EX-10.23 28 d696810dex1023.htm EX-10.23 EX-10.23

Exhibit 10.23

HEALTHEQUITY, INC.

SECTION 409A SPECIFIED EMPLOYEE POLICY

HealthEquity, Inc. and its subsidiaries (collectively, the “Company”) sponsor or are party to plans, programs, agreements, policies and arrangements, including but not limited to individual agreements (collectively referred to herein as the “Section 409A Plans”) that are or may be “nonqualified deferred compensation plans” within the meaning of and subject to Section 409A of the U.S. Internal Revenue Code of 1986, as amended (including the regulations and other guidance promulgated thereunder, “Section 409A”). In order to comply with Section 409A, “specified employees” (as defined in Section 409A) of the Company cannot receive a payment of “nonqualified deferred compensation” (as defined in Section 409A) upon or as a result of a “separation from service” (as defined in Section 409A) until at least six months after such separation from service.

This Section 409A Specified Employee Policy (the “Policy”) has been adopted to establish the method by which the Company will comply with the specified employee provisions of Section 409A for purposes of administering its Section 409A Plans. This Policy shall be deemed to amend and become a part of the terms and provisions of each Section 409A Plan. For the avoidance of doubt, this Policy amends all relevant policies, agreements and programs where applicable.

The effective date of this Policy is the first date on which the Company sells its common shares in a bona fide, firm commitment underwriting pursuant to a registration statement under the Securities Act of 1933, as amended. The Policy applies with respect to all Section 409A Plans in effect during the term of the Policy, including those in effect on, and that the Company sponsors or becomes party to after the effective date of, the Policy.

Specified Employee

The term “Specified Employee” is defined in Section 409A and generally refers to an officer of the Company whose annual compensation is greater than $170,000 (for 2014), as indexed, but limited to the lesser of (i) fifty employees or (ii) the greater of three employees or 10% of the Company’s employees. The identity of such officers will be determined under the specific methodology provided in the regulations issued under Section 409A and shall be consistently applied to all officers of the Company for purposes of such determination.

Delay in Certain Payments for “Specified Employees”
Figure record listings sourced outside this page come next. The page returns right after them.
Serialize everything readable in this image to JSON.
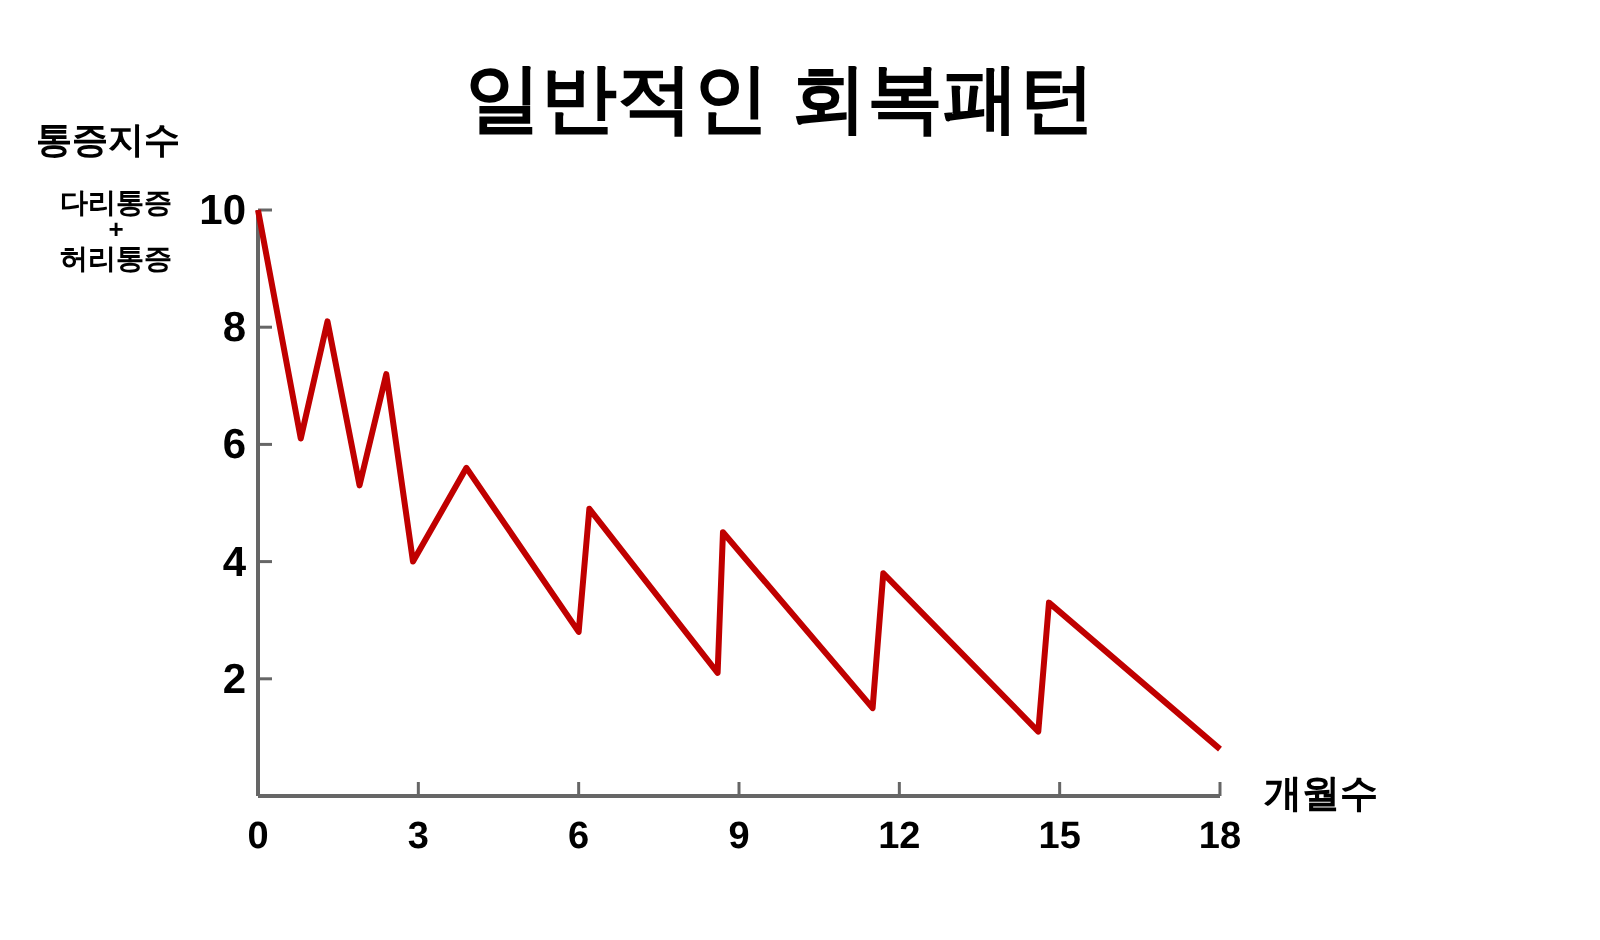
{
  "chart_data": {
    "type": "line",
    "title": "일반적인 회복패턴",
    "ylabel": "통증지수",
    "xlabel": "개월수",
    "annotations": [
      "다리통증\n+\n허리통증"
    ],
    "series": [
      {
        "color": "#c00000",
        "x": [
          0,
          0.8,
          1.3,
          1.9,
          2.4,
          2.9,
          3.9,
          6.0,
          6.2,
          8.6,
          8.7,
          11.5,
          11.7,
          14.6,
          14.8,
          18
        ],
        "values": [
          10,
          6.1,
          8.1,
          5.3,
          7.2,
          4.0,
          5.6,
          2.8,
          4.9,
          2.1,
          4.5,
          1.5,
          3.8,
          1.1,
          3.3,
          0.8
        ]
      }
    ],
    "xlim": [
      0,
      18
    ],
    "xticks": [
      0,
      3,
      6,
      9,
      12,
      15,
      18
    ],
    "ylim": [
      0,
      10
    ],
    "yticks": [
      2,
      4,
      6,
      8,
      10
    ],
    "grid": false,
    "marker": "none",
    "line_style": "solid"
  }
}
Notwithstanding the terms of any Section 409A Plan or this Policy to the contrary, if at the time of a service provider’s “separation from service” (within the meaning of Section 409A) he or she is a Specified Employee, any payment of any “nonqualified deferred compensation” amounts (within the meaning of Section 409A and after taking into account all exclusions applicable to such payments under Section 409A) required to be made to the service provider upon or as a result of the separation from service shall be delayed until after the six-month anniversary of the separation from service to the extent necessary to comply with and avoid the imposition of taxes, interest and penalties under Section 409A. Any such payments to which he or she would otherwise be entitled during the first six months following his or her separation from service will be accumulated and paid in a single lump sum without interest on the first business day after the six-month anniversary of the separation from service (unless another Section 409A compliant payment date is set forth in the applicable Section 409A Plan) or within thirty days thereafter, and any remaining payments not so delayed shall continue to be paid pursuant to the payment schedule set forth therein. These provisions will only apply if and to the extent required to avoid the accelerated taxation and additional taxes, interest and penalties imposed under Section 409A. For the avoidance of doubt, no delay shall apply to payments to Specified Employees who are not U.S. citizens or permanent residents, or otherwise subject to U.S. taxation, to the extent such payments are not subject to taxation in the United States.


Specified Employee Identification Date

Under this Policy, the determination of whether an officer of the Company should be included as a Specified Employee will be made annually for the 12-month period ending every December 31 (the “Specified Employee Identification Date”). Any officer who the Company determines was a Specified Employee at any time during such 12-month period will be considered a Specified Employee for the 12-month period commencing on the April 1st immediately following the Specified Employee Identification Date (i.e., from April 1 to the following March 31). A Specified Employee list compiled pursuant to this Policy may include individuals who are no longer employed by the Company on the Specified Employee Identification Date.

Amendment and Termination

The Company may terminate this Policy or amend this Policy at any time or from time to time; provided that such amendment is made in compliance with Section 409A.

Interpretation and Administration

The Compensation Committee of the Board (and any of its delegates) and the Company’s [General Counsel] shall have the authority, consistent with the terms of the Policy, to administer, interpret and construe this Policy and may delegate its responsibility to administer the Policy.

Section 409A Compliance

This Policy is intended to comply and be administered in accordance with Section 409A and the regulations promulgated thereunder.